I'm sorry you're frustrated. I admit that I am scoping my responses to your most recent response rather than trying to discuss the system as a whole. In my experience, that's common in threaded comment systems. Whatever its shortcomings, it does help combat non-sequiturs. If you'd rather discuss the system as a whole, we can do that.
As for what we're disagreeing about, maybe this will help. In this thread I have tried to say the following:
1. I believe that using a SQL role with the correct access rights, augmented by other features within modern databases, is a good option. It's not the ONLY good option, but it's not the case that it's never a good option.
2. I believe that it's not NECESSARILY true that a user could write some pretty rough queries that threaten QoS against a SQL API. There ARE steps that can be taken, right within the database.
3. I believe that exposing a SQL database to users is not NECESSARILY handing out a big surface area. Modern databases offer tools to limit the size of that surface area. They may not limit it in all possible ways to satisfy every possible person (e.g. I'm not aware of any SQL database that allows you to forbid joins, for example), but it's a mistake to believe that you can't limit the surface area AT ALL.

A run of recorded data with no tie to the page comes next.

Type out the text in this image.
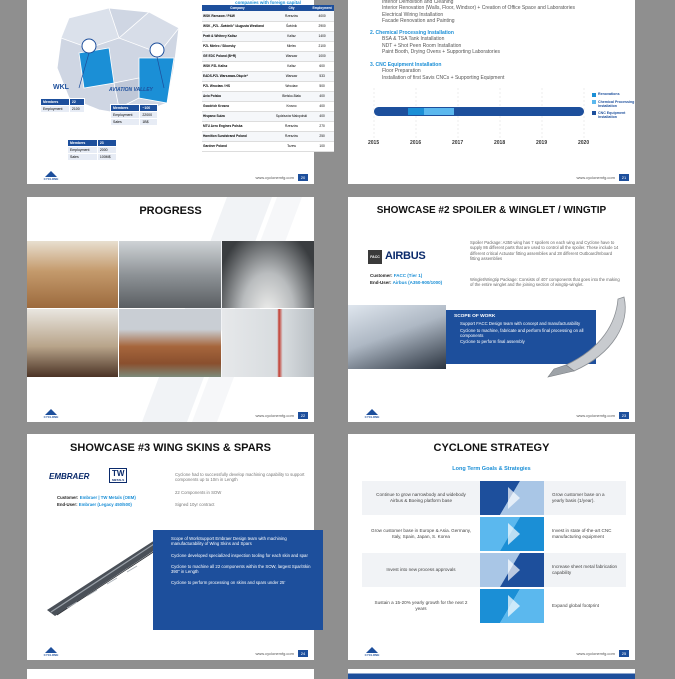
WKL	AVIATION VALLEY
Members	22
Employment	2100	Members	~100
Employment	22000
Sales	1B$
Members	23
Employment	2000
Sales	100M$
companies with foreign capital
Company	City	Employment
WSK Rzeszow / P&W	Rzeszów	4000
WSK „PZL -Świdnik" /Augusta Westland	Świdnik	2900
Pratt & Whitney Kalisz	Kalisz	1400
PZL Mielec / Sikorsky	Mielec	2100
GE EDC Poland (B+R)	Warsaw	1000
WSK PZL Kalisz	Kalisz	600
EADS-PZL Warszawa-Okęcie*	Warsaw	533
PZL Wrocław / HS	Wrocław	500
Avio Polska	Bielsko-Biała	400
Goodrich Krosno	Krosno	400
Hispano Suiza	Sędziszów Małopolski	400
MTU Aero Engines Polska	Rzeszów	270
Hamilton Sundstrand Poland	Rzeszów	250
Gardner Poland	Tczew	100
CYCLONE	www.cyclonemfg.com	20
Interior Demolition and Cleaning
Interior Renovation (Walls, Floor, Windsor) + Creation of Office Space and Laboratories
Electrical Wiring Installation
Facade Renovation and Painting
2. Chemical Processing Installation
BSA & TSA Tank Installation
NDT + Shot Peen Room Installation
Paint Booth, Drying Ovens + Supporting Laboratories
3. CNC Equipment Installation
Floor Preparation
Installation of first Savis CNCs + Supporting Equipment
2015	2016	2017	2018	2019	2020
Renovations
Chemical Processing Installation
CNC Equipment Installation
www.cyclonemfg.com	21
PROGRESS
CYCLONE	www.cyclonemfg.com	22
SHOWCASE #2 SPOILER & WINGLET / WINGTIP
FACC AIRBUS
Customer: FACC (Tier 1)
End-User: Airbus (A350-900/1000)
Spoiler Package: A350 wing has 7 spoilers on each wing and Cyclone have to supply 86 different parts that are used to control all the spoiler. These include 14 different critical Actuator fitting assemblies and 28 different Outboard/Inboard fitting assemblies
Winglet/Wingtip Package: Consists of 407 components that goes into the making of the entire winglet and the joining section of wingtip-winglet.
SCOPE OF WORK
Support FACC Design team with concept and manufacturability
Cyclone to machine, fabricate and perform final processing on all components
Cyclone to perform final assembly
CYCLONE	www.cyclonemfg.com	23
SHOWCASE #3 WING SKINS & SPARS
EMBRAER	TW
METALS
Customer: Embraer | TW Metals (OEM)
End-User: Embraer (Legacy 450/500)
Cyclone had to successfully develop machining capability to support components up to 10m in Length
22 Components in SOW
Signed 10yr contract
Scope of WorkSupport Embraer Design team with machining manufacturability of Wing Skins and Spars
Cyclone developed specialized inspection tooling for each skin and spar
Cyclone to machine all 22 components within the SOW, largest Spar/Skin 390" in Length
Cyclone to perform processing on skins and spars under 25'
CYCLONE	www.cyclonemfg.com	24
CYCLONE STRATEGY
Long Term Goals & Strategies
Continue to grow narrowbody and widebody Airbus & Boeing platform base
Grow customer base on a yearly basis (1/year).
Grow customer base in Europe & Asia. Germany, Italy, Spain, Japan, S. Korea
Invest in state of-the-art CNC manufacturing equipment
Invest into new process approvals
Increase sheet metal fabrication capability
Sustain a 15-20% yearly growth for the next 2 years
Expand global footprint
CYCLONE	www.cyclonemfg.com	25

4. I believe that using these features (RBAC, RLS, data types, constraints, triggers, views, quotas, etc.) in development is not NECESSARILY more costly than writing something that translates a small DSL to SQL.
5. I believe it's difficult to quantify this cost or effort but in any case it's not orders-of-magnitude more difficult to use the database than to compile a DSL.
6. I believe it's presumptuous to declare that other people don't need all the power of SQL. Some people may not need it or want it, and that's fine, but if other people say that they do need it or want it, I'm not going to tell them they're wrong.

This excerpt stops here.